Calling the Colombia government “reactionary, neo-liberal, pro-American imperialist, militaristic, warlike, and oligarchical,” the duo confirm that they have been in peace talks, and attempt to redefine what they seek when they sit down to talk about peace. “The flag of peace with social justice and democracy cannot be extended [to mean] the demobilization and surrender of the guerrilla movement,” they write, adding the caveat that “the State and the dominant classes are the only responsible ones for violence, backwardness and poverty reigning in Colombia.” This is, according to every credible source on the matter, a complete lie, as the FARC is classified by the United States as a terrorist group and has an extensive history of recruiting child soldiers.

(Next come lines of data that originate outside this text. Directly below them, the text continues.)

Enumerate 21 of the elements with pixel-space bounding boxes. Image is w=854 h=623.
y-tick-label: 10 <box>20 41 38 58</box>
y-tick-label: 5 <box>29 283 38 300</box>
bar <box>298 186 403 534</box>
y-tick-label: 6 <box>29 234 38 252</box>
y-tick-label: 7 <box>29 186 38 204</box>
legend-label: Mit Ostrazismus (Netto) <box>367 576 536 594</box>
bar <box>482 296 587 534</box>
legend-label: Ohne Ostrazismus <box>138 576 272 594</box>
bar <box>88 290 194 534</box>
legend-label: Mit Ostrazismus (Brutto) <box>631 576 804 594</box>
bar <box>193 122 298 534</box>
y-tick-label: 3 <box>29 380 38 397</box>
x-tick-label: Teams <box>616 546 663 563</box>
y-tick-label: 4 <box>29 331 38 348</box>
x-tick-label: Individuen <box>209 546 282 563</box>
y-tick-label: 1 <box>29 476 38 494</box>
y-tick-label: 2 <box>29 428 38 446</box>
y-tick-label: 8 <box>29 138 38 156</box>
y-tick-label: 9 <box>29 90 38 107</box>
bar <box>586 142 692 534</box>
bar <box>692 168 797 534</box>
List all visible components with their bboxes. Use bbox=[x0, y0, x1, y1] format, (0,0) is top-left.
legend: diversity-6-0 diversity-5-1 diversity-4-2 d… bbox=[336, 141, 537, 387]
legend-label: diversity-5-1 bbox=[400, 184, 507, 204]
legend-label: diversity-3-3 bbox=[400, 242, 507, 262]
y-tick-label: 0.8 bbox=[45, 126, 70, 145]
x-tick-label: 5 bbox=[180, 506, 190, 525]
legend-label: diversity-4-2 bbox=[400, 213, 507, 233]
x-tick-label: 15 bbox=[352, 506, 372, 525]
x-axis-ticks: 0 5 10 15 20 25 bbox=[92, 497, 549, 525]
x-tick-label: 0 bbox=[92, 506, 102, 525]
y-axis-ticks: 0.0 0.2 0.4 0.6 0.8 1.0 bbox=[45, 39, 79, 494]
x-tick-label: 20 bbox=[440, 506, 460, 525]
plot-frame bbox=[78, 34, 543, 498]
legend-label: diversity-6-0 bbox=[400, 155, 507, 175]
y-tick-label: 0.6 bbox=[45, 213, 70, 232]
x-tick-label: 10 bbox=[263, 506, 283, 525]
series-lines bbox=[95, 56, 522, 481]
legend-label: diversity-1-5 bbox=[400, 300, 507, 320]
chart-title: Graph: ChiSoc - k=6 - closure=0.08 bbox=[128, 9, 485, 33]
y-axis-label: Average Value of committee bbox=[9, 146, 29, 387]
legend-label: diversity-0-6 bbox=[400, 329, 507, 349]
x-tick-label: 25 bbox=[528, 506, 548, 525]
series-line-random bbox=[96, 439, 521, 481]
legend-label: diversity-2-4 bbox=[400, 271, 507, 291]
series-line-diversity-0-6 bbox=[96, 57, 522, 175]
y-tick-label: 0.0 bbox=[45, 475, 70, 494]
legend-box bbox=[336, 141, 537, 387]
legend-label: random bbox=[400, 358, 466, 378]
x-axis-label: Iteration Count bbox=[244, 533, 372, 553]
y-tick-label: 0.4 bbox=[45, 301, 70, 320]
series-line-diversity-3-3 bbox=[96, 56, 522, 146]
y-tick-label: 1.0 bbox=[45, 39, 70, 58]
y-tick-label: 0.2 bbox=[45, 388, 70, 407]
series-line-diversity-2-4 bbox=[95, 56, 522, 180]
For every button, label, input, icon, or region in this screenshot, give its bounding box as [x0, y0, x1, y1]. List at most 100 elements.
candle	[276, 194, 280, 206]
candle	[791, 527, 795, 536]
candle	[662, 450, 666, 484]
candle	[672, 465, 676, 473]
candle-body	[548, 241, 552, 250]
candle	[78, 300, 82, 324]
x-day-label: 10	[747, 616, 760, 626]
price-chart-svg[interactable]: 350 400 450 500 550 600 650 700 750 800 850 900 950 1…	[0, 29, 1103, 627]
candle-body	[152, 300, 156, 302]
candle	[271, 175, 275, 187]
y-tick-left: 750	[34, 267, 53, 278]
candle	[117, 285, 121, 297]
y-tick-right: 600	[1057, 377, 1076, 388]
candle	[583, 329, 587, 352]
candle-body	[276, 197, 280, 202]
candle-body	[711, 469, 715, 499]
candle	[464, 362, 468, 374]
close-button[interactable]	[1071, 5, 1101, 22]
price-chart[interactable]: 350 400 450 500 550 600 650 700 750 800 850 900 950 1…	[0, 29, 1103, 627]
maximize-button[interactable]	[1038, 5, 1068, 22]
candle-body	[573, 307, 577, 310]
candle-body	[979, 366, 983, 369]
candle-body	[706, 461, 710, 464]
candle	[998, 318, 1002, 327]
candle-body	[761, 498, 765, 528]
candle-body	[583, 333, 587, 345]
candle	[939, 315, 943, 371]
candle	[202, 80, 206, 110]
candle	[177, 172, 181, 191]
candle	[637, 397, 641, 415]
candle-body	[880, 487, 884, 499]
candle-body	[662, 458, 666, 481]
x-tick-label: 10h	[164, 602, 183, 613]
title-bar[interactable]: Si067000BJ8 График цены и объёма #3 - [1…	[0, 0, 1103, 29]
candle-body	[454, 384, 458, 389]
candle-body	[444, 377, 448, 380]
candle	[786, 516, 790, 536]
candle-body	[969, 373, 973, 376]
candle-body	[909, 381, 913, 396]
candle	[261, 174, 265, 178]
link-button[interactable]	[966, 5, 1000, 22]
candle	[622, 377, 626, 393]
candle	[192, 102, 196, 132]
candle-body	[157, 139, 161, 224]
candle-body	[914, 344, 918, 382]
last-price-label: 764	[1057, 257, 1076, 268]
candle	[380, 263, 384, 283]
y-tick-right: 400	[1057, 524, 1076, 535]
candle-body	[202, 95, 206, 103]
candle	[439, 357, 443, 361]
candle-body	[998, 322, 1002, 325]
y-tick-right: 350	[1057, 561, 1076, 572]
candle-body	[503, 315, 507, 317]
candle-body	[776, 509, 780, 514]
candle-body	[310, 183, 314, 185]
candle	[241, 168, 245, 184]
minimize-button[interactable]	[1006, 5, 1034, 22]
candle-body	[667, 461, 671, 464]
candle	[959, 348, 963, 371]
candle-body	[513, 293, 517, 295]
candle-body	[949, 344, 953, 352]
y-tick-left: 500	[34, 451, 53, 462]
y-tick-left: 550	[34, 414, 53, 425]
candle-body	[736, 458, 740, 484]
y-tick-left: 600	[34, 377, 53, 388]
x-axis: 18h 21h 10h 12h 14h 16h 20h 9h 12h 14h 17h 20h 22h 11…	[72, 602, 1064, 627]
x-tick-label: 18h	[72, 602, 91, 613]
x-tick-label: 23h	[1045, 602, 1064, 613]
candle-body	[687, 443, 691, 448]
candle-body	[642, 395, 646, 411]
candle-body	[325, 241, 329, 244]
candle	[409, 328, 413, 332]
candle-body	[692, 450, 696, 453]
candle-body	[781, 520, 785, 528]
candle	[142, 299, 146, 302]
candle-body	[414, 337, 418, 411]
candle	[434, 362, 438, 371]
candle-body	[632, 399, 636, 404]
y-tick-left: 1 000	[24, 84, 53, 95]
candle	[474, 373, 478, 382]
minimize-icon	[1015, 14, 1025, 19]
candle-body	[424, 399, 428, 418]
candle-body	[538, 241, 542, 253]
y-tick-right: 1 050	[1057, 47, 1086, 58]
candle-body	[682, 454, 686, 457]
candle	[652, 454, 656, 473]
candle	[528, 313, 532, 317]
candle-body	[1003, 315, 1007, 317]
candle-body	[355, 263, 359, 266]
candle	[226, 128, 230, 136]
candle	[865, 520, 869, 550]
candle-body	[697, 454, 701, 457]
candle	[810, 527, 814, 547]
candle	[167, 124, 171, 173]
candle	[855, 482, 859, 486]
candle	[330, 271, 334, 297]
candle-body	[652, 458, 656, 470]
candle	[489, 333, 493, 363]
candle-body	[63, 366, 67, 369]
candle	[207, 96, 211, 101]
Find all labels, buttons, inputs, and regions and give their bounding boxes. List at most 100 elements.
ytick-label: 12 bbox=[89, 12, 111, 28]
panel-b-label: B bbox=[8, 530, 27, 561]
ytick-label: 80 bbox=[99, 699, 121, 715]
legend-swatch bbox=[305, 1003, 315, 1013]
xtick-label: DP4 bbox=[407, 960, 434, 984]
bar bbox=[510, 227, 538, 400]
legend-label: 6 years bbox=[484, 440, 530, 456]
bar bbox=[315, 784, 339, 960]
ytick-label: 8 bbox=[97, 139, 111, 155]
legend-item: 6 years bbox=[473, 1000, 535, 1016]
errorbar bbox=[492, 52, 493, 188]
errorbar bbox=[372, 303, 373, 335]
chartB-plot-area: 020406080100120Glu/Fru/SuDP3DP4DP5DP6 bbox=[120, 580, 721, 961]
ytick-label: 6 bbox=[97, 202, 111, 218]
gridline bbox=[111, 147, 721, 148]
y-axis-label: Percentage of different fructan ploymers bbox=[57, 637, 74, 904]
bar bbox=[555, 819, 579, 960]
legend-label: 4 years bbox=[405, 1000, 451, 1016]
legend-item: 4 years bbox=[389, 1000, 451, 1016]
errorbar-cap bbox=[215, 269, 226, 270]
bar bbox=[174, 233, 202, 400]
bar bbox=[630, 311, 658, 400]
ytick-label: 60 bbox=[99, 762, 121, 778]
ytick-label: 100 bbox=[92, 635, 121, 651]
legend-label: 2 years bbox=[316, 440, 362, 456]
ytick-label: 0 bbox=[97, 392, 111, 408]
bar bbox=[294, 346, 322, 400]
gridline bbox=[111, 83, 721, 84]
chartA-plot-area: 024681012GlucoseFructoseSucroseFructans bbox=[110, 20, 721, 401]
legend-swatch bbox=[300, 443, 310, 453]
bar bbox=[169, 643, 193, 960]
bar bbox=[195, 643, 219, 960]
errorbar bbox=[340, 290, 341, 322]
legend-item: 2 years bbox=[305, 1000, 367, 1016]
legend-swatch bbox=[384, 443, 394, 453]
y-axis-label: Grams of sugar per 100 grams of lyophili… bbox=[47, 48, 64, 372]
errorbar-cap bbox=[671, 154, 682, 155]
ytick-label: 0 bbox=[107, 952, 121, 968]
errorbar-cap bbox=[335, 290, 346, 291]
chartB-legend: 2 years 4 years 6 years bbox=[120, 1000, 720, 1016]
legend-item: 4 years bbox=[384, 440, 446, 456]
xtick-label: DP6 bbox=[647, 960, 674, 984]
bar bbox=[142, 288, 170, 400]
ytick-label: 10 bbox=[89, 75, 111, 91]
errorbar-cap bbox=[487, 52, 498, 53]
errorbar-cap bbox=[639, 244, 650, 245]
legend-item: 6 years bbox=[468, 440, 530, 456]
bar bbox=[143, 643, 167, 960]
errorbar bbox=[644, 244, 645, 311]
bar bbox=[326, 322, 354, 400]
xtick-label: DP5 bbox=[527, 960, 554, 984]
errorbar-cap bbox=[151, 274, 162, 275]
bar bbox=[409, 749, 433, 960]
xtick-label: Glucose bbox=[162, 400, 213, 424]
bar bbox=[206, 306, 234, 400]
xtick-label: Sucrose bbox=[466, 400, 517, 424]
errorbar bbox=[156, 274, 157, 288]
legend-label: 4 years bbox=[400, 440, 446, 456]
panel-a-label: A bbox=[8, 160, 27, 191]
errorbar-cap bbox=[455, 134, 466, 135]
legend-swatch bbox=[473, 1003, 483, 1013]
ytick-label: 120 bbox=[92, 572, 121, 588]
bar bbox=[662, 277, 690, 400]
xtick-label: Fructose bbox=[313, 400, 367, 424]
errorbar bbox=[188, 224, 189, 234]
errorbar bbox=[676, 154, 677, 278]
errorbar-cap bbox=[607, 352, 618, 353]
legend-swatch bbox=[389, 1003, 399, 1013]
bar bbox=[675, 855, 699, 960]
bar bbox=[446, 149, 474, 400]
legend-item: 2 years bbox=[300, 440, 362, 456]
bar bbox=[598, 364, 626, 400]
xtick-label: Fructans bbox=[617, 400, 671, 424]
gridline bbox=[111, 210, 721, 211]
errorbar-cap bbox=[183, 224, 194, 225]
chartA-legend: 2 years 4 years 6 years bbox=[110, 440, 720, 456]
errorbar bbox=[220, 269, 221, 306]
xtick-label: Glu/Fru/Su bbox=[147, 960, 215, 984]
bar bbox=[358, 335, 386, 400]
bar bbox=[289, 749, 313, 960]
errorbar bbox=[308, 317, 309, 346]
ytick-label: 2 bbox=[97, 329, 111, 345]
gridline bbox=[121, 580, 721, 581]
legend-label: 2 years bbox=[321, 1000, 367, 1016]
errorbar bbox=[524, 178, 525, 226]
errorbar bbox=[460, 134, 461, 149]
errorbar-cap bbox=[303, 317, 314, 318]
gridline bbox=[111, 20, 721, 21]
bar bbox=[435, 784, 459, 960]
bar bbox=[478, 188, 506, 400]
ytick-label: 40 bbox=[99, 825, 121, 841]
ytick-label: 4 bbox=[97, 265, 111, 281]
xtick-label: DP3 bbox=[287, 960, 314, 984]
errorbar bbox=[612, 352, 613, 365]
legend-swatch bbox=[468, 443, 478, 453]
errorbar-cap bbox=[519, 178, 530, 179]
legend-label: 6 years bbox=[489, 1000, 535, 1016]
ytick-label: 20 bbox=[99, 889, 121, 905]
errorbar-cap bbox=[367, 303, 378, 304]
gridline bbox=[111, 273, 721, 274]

The FARC’s annual greeting should come as music to the ears of the Colombian government, which has cemented itself as one of the fastest-growing economy in the region and one of the richest and most developed countries in Latin America since the demise of the FARC. The FARC prides itself on fighting American influence in Latin America and being the continent’s premier and only legitimate guerrilla group. To be calling for unity with splinter groups formerly considered traitors to the cause shows a new side to an old gang that is hanging on by its fingernails to relevance in a country they once threatened to swallow alive.